Entry #2

         While watching the first half of "The Brothers Grimm" in class, I remember thinking, "Wow, the Grimm Brothers really hated each other. How did they write several literary works together like that?" It stuck with me, until finally we had an assignment to read the first chapter of Jack Zipes's, The Brothers Grimm. After reading the whole way through that chapter, I was appalled. So Matt Damon's character wasn't the older sibling? The Grimm Brothers actually loved each other? Questions raced through my head about the abrasive contrasts between the 2005 movie and the original history of the two brothers.

FACTS
        While the movie has countless errors when compared to the actual history, there are a few factual aspects that were incorporated. Jacob and Wilhelm Grimm, like the movie's Jake and Will Grimm, were two brothers who wrote down countless fairy tales in a book, which would end up being published and placed on almost every child's bedside table. They also were in fact, extremely passionate about their home, Germany, and disliked the French occupation that plagued the area at the time.
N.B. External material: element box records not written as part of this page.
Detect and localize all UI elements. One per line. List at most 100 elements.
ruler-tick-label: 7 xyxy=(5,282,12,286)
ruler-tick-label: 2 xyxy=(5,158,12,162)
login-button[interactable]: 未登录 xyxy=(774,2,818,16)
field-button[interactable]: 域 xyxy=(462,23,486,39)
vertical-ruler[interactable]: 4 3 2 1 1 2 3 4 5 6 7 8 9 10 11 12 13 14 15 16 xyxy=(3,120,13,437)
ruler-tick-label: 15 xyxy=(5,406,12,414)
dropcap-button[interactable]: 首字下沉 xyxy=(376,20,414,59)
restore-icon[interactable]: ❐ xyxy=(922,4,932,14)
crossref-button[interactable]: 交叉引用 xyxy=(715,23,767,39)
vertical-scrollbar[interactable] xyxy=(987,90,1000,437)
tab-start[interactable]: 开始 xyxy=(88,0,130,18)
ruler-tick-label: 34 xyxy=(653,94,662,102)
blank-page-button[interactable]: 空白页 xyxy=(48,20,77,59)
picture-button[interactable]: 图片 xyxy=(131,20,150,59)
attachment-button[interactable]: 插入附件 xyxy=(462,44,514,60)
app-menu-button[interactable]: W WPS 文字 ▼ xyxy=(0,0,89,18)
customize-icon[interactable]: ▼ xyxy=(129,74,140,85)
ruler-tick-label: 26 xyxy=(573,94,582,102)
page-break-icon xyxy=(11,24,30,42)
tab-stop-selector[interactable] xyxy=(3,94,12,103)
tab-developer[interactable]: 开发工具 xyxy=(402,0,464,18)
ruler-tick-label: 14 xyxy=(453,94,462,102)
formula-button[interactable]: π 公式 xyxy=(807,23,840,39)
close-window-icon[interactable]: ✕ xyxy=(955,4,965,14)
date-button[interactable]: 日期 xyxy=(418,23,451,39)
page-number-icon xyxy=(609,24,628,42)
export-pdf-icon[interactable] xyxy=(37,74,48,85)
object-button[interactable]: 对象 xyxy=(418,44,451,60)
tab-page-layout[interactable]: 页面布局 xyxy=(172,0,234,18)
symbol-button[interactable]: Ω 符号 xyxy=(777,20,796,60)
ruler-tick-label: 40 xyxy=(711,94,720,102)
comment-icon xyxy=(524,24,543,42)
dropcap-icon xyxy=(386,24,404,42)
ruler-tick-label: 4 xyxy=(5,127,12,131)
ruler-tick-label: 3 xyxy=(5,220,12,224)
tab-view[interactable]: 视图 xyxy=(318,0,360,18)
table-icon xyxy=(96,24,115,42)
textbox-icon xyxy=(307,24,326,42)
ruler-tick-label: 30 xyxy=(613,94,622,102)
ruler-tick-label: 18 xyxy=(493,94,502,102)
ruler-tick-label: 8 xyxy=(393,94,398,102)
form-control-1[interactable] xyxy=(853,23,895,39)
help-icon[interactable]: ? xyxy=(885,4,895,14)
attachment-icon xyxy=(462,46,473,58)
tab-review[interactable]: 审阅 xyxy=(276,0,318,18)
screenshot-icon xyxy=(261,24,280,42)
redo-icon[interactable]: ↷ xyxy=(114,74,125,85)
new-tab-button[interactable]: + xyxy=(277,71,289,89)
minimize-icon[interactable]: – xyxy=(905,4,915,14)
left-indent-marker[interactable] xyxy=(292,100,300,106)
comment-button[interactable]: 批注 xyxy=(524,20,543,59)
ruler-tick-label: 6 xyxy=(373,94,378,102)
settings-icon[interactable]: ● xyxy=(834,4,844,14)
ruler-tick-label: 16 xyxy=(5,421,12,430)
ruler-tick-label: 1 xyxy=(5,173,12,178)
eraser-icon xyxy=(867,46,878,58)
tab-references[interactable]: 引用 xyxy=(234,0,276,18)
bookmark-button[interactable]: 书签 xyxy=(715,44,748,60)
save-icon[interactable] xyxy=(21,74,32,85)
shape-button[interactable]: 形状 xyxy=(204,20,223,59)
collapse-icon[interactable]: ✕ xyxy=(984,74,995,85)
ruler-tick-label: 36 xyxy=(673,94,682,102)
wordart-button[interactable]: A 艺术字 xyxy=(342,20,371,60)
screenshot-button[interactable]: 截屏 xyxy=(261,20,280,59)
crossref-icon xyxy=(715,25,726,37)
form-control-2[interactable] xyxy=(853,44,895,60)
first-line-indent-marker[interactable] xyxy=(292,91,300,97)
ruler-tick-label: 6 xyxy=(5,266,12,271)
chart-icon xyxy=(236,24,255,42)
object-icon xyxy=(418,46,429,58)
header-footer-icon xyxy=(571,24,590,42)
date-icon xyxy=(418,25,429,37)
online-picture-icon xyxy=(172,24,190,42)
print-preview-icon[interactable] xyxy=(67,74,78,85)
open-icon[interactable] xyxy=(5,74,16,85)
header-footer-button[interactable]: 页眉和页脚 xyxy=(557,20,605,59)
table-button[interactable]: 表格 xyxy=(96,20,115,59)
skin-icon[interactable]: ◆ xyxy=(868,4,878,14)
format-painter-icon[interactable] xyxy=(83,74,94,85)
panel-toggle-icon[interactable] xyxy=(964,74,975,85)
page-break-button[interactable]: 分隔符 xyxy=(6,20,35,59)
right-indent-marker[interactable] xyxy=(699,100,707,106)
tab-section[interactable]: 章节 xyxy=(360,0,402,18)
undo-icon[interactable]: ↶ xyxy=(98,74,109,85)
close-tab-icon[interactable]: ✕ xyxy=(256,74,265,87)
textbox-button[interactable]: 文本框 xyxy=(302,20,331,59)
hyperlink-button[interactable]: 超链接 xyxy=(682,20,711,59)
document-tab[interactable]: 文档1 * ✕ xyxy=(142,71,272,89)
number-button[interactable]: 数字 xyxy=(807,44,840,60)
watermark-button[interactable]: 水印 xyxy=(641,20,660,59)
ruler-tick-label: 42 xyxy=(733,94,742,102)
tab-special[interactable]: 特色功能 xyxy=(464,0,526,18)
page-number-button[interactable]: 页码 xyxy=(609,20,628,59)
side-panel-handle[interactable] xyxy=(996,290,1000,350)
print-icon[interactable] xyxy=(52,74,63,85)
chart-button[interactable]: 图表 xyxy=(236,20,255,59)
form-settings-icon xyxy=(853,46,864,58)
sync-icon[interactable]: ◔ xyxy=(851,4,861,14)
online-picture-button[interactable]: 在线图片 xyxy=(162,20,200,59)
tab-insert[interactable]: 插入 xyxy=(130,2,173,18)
Lotte, who is only briefly visited in the very start of the movie, truly was a younger sister of the Grimm Brothers, but would not die until much later in life, after growing older and eventually marrying.


FICTION
        Most of the movie was drowning in fictional elements that were hardly correct in comparison to the actual history. For example, their occupation in the movie as conmen acting as supernatural bounty-hunters was everything BUT accurate. They were in reality, scholarly men who attended university and ended up working in very prestigious jobs. They also never followed the story line of Angelika, played by Lena Headey, who helped them along their journey into the mysterious woods of Marbaden (which is not an actual real place in Germany) where the brothers ended up BOTH falling in love with her. In reality, Jacob was a bachelor his entire life, where Wilhelm married a woman named Henriette Dorthea Wild. The source of their collection of fairy tales happened to be inaccurate as well, as the Brothers gathered their stories commonly from middle aged women who were talented in story telling, not from trying to take down a legitimate evil queen with long billowing hair, locked in door-less tower. 

        The entire movie stems from this fictional story that Hollywood created in order to sell tickets, instead of following the original history of Jacob and Wilhelm Grimm. While there are countless fictional elements, there are however a few areas of accuracy in the movie, which were refreshing to see.